Anne Delvaux: "Même chez Écolo, des doubles candidats"

Anne Delvaux: "Même chez Écolo, des doubles candidats"

"Une parlementaire grecque m'a dit : 'Nous, on ne peut pas faire ça. On se présente pour un mandat à la fois et on doit aller au bout.' Vous voyez, on a des leçons à recevoir". (photo EdA - Jacques Duchateau)

INTERVIEW | Anne Delvaux (cdH) a les yeux remplis d'étoiles européennes. Mais elle se présente aussi comme deuxième à la Région. Et s'en explique.

Anne Delvaux, l'Europe est mal connue et mal aimée des citoyens. Aujourd'hui, vous la défendez. Hier, comme journaliste, qu'avez-vous fait ou pu faire pour la faire connaître?
Je me souviens m'être battue un jour pour ouvrir un JT sur de l'information européenne : ça m'a été refusé. Mais le manque de connaissance des gens n'est pas uniquement la faute des médias : c'est aussi celle des hommes politiques qui laissent tomber le débat européen. Ils savent que 70 à 80 % des décisions sont prises à l'Europe. Mais notre système fédéral, avec tous ses niveaux de pouvoir, complique tout. Car attribuer les mérites à d'autres, c'est difficile. C'est plus facile de leur imputer des décisions impopulaires. Les politiques doivent apprendre à rendre à César ce qui est à César.

La Belgique n'est pas le seul pays touché par ce manque d'intérêt. Voyez la France avec Rachida Dati qu'on envoie à l'Europe pour s'en débarrasser au gouvernement...
C'est vrai : le phénomène est européen. On a l'impression que les pays fondateurs sont dans la quille alors que les nouveaux membres sont extrêmement enthousiastes, par contre.

Pourquoi vous présentez-vous, à la fois, première à l'Europe et seconde effective à la Région?
Ce n'est pas mon choix...

On vous y a forcée ?
Quand on fait de la politique, on est dans un parti et on est solidaire. Pour moi, ce qui compte c'est que je suis tête de liste européenne, c'est là que je siégerai. J'ai aujourd'hui un seul mandat rémunéré, celui de sénatrice. Après le 7 juin, j'aurai un seul mandat rémunéré, celui de députée européenne. Et puis, avoir un second siège en Brabant wallon sera quasi impossible pour le cdH. Je précise encore une chose : sur une liste à l'Europe de 8 candidats effectifs et de 8 suppléants, combien pourront siéger? Un, peut-être deux. Tous ceux qui n'ont aucune chance de siéger sont là par solidarité.

Vous ne faites donc pas campagne pour la Région?
J'ai une vision extrêmement globalisée des choses : ma campagne est intégrée.

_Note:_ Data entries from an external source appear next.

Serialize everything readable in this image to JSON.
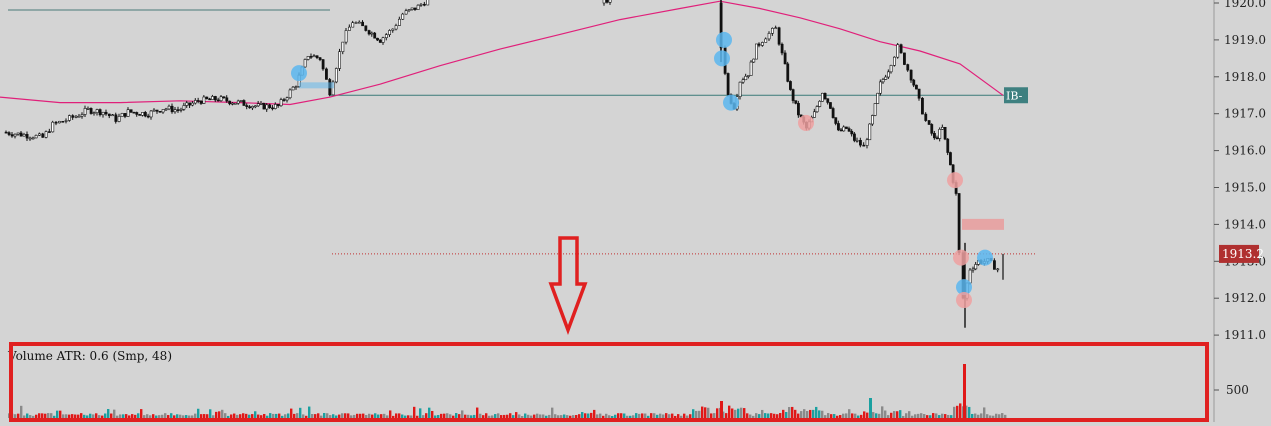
{
  "chart_data": {
    "type": "candlestick",
    "price_axis": {
      "ticks": [
        "1920.0",
        "1919.0",
        "1918.0",
        "1917.0",
        "1916.0",
        "1915.0",
        "1914.0",
        "1913.0",
        "1912.0",
        "1911.0"
      ],
      "range": [
        1910.8,
        1920.1
      ]
    },
    "last_price_label": "1913.2",
    "last_price": 1913.2,
    "level_label": "IB-",
    "level_price": 1917.5,
    "moving_average": {
      "color": "#e0207a",
      "points": [
        [
          0,
          1917.45
        ],
        [
          60,
          1917.3
        ],
        [
          120,
          1917.3
        ],
        [
          180,
          1917.35
        ],
        [
          240,
          1917.3
        ],
        [
          290,
          1917.25
        ],
        [
          330,
          1917.45
        ],
        [
          380,
          1917.8
        ],
        [
          440,
          1918.3
        ],
        [
          500,
          1918.75
        ],
        [
          560,
          1919.15
        ],
        [
          620,
          1919.55
        ],
        [
          680,
          1919.85
        ],
        [
          720,
          1920.05
        ],
        [
          760,
          1919.85
        ],
        [
          800,
          1919.6
        ],
        [
          840,
          1919.3
        ],
        [
          880,
          1918.95
        ],
        [
          920,
          1918.7
        ],
        [
          960,
          1918.35
        ],
        [
          1003,
          1917.5
        ]
      ]
    },
    "candles_close": [
      [
        5,
        1916.5
      ],
      [
        20,
        1916.45
      ],
      [
        35,
        1916.4
      ],
      [
        45,
        1916.35
      ],
      [
        55,
        1916.7
      ],
      [
        65,
        1916.8
      ],
      [
        75,
        1916.9
      ],
      [
        90,
        1917.1
      ],
      [
        105,
        1917.05
      ],
      [
        118,
        1916.85
      ],
      [
        130,
        1917.05
      ],
      [
        150,
        1917.0
      ],
      [
        165,
        1917.15
      ],
      [
        180,
        1917.1
      ],
      [
        200,
        1917.35
      ],
      [
        220,
        1917.4
      ],
      [
        240,
        1917.3
      ],
      [
        260,
        1917.2
      ],
      [
        280,
        1917.2
      ],
      [
        298,
        1917.8
      ],
      [
        310,
        1918.6
      ],
      [
        322,
        1918.5
      ],
      [
        332,
        1917.6
      ],
      [
        345,
        1919.0
      ],
      [
        355,
        1919.5
      ],
      [
        368,
        1919.3
      ],
      [
        382,
        1919.0
      ],
      [
        395,
        1919.3
      ],
      [
        405,
        1919.7
      ],
      [
        420,
        1919.9
      ],
      [
        430,
        1920.1
      ],
      [
        603,
        1920.0
      ],
      [
        612,
        1920.1
      ],
      [
        720,
        1920.0
      ],
      [
        724,
        1918.8
      ],
      [
        730,
        1917.5
      ],
      [
        736,
        1917.2
      ],
      [
        742,
        1917.9
      ],
      [
        750,
        1918.1
      ],
      [
        758,
        1918.8
      ],
      [
        768,
        1919.1
      ],
      [
        778,
        1919.3
      ],
      [
        784,
        1918.6
      ],
      [
        792,
        1917.6
      ],
      [
        800,
        1917.0
      ],
      [
        808,
        1916.6
      ],
      [
        816,
        1917.0
      ],
      [
        824,
        1917.6
      ],
      [
        832,
        1917.2
      ],
      [
        840,
        1916.5
      ],
      [
        848,
        1916.6
      ],
      [
        856,
        1916.3
      ],
      [
        866,
        1916.1
      ],
      [
        874,
        1916.9
      ],
      [
        882,
        1917.8
      ],
      [
        890,
        1918.2
      ],
      [
        900,
        1918.8
      ],
      [
        910,
        1918.2
      ],
      [
        918,
        1917.6
      ],
      [
        928,
        1916.8
      ],
      [
        936,
        1916.3
      ],
      [
        944,
        1916.6
      ],
      [
        952,
        1915.6
      ],
      [
        958,
        1914.8
      ],
      [
        962,
        1913.2
      ],
      [
        966,
        1912.0
      ],
      [
        972,
        1912.8
      ],
      [
        980,
        1913.0
      ],
      [
        990,
        1913.0
      ],
      [
        1000,
        1912.8
      ]
    ],
    "volume_indicator": {
      "label": "Volume  ATR: 0.6   (Smp, 48)",
      "tick": "500",
      "colors": {
        "up": "#1aa0a0",
        "down": "#e01818",
        "neutral": "#8a8a8a"
      }
    },
    "annotation": "red down arrow pointing to volume panel (highlighted with red box)"
  }
}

C'est tout de même inconfortable de vous présenter des deux côtés. D'abord pour vous. On en parle tout le temps...
Ce n'est pas plus confortable pour un troisième effectif que pour moi. J'ai vu des doubles candidatures dans tous les partis. Même chez Écolo. Jean-Claude Defossé (NDLR : autre ex-journaliste RTBF passé en politique) se présente à l'Europe et à la Région bruxelloise. Ce système était là bien avant moi. J'en parlais dernièrement avec une parlementaire grecque. Elle m'a dit : « Nous, on ne peut pas faire ça. On se présente pour un mandat à la fois et on doit aller au bout. » Vous voyez, on a des leçons à recevoir.

Dites, c'est peut-être un peu tordu de l'imaginer mais ça s'est déjà vu. Et si vous faites un meilleur score qu'André Antoine?
Je siégerai à l'Europe.

Mais vous imaginez pour André Antoine, l'effet?
Je n'imagine pas, non. Vous savez, lui aussi m'a demandé de figurer en seconde sur sa liste.

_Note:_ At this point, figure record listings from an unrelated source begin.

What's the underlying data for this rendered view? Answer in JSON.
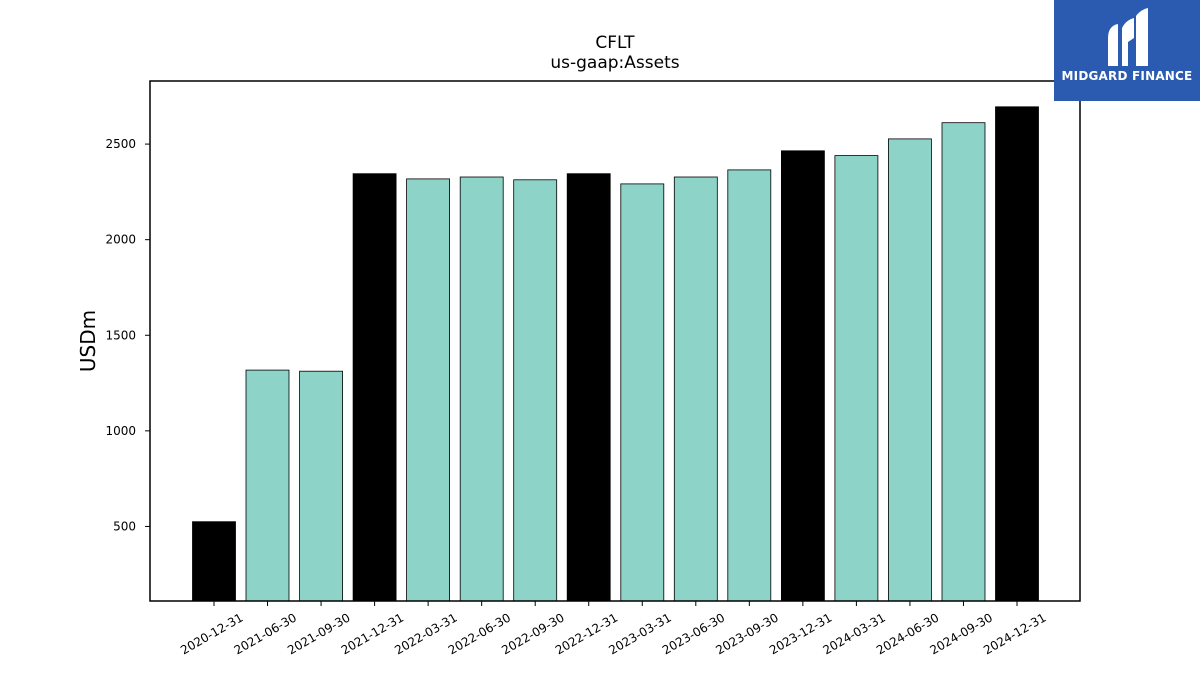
{
  "logo": {
    "text": "MIDGARD FINANCE"
  },
  "colors": {
    "annual": "#000000",
    "quarterly": "#8dd3c7",
    "frame": "#000000",
    "logo_bg": "#2a5bb0"
  },
  "chart_data": {
    "type": "bar",
    "title": "CFLT",
    "subtitle": "us-gaap:Assets",
    "xlabel": "",
    "ylabel": "USDm",
    "ylim": [
      110,
      2830
    ],
    "yticks": [
      500,
      1000,
      1500,
      2000,
      2500
    ],
    "grid": false,
    "categories": [
      "2020-12-31",
      "2021-06-30",
      "2021-09-30",
      "2021-12-31",
      "2022-03-31",
      "2022-06-30",
      "2022-09-30",
      "2022-12-31",
      "2023-03-31",
      "2023-06-30",
      "2023-09-30",
      "2023-12-31",
      "2024-03-31",
      "2024-06-30",
      "2024-09-30",
      "2024-12-31"
    ],
    "values": [
      525,
      1318,
      1312,
      2345,
      2318,
      2328,
      2313,
      2345,
      2292,
      2328,
      2365,
      2465,
      2440,
      2527,
      2612,
      2695
    ],
    "bar_colors": [
      "#000000",
      "#8dd3c7",
      "#8dd3c7",
      "#000000",
      "#8dd3c7",
      "#8dd3c7",
      "#8dd3c7",
      "#000000",
      "#8dd3c7",
      "#8dd3c7",
      "#8dd3c7",
      "#000000",
      "#8dd3c7",
      "#8dd3c7",
      "#8dd3c7",
      "#000000"
    ]
  }
}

Vous avez eu des mots assez durs pour le Sénat, là où vous siégez aujourd'hui.
Le Sénat n'a pas de compétence exclusive ; il est surtout utile pour les débats éthiques : c'est déjà un souci. Certains voudraient que je dise qu'en temps de crise, comme je l'ai connu depuis que j'y siège, le Sénat fonctionne super-bien. Non, excusez-moi ! Je n'ai pas de mots durs pour le Sénat : c'est l'assemblée qui m'a permis de m'épanouir sur les questions européennes.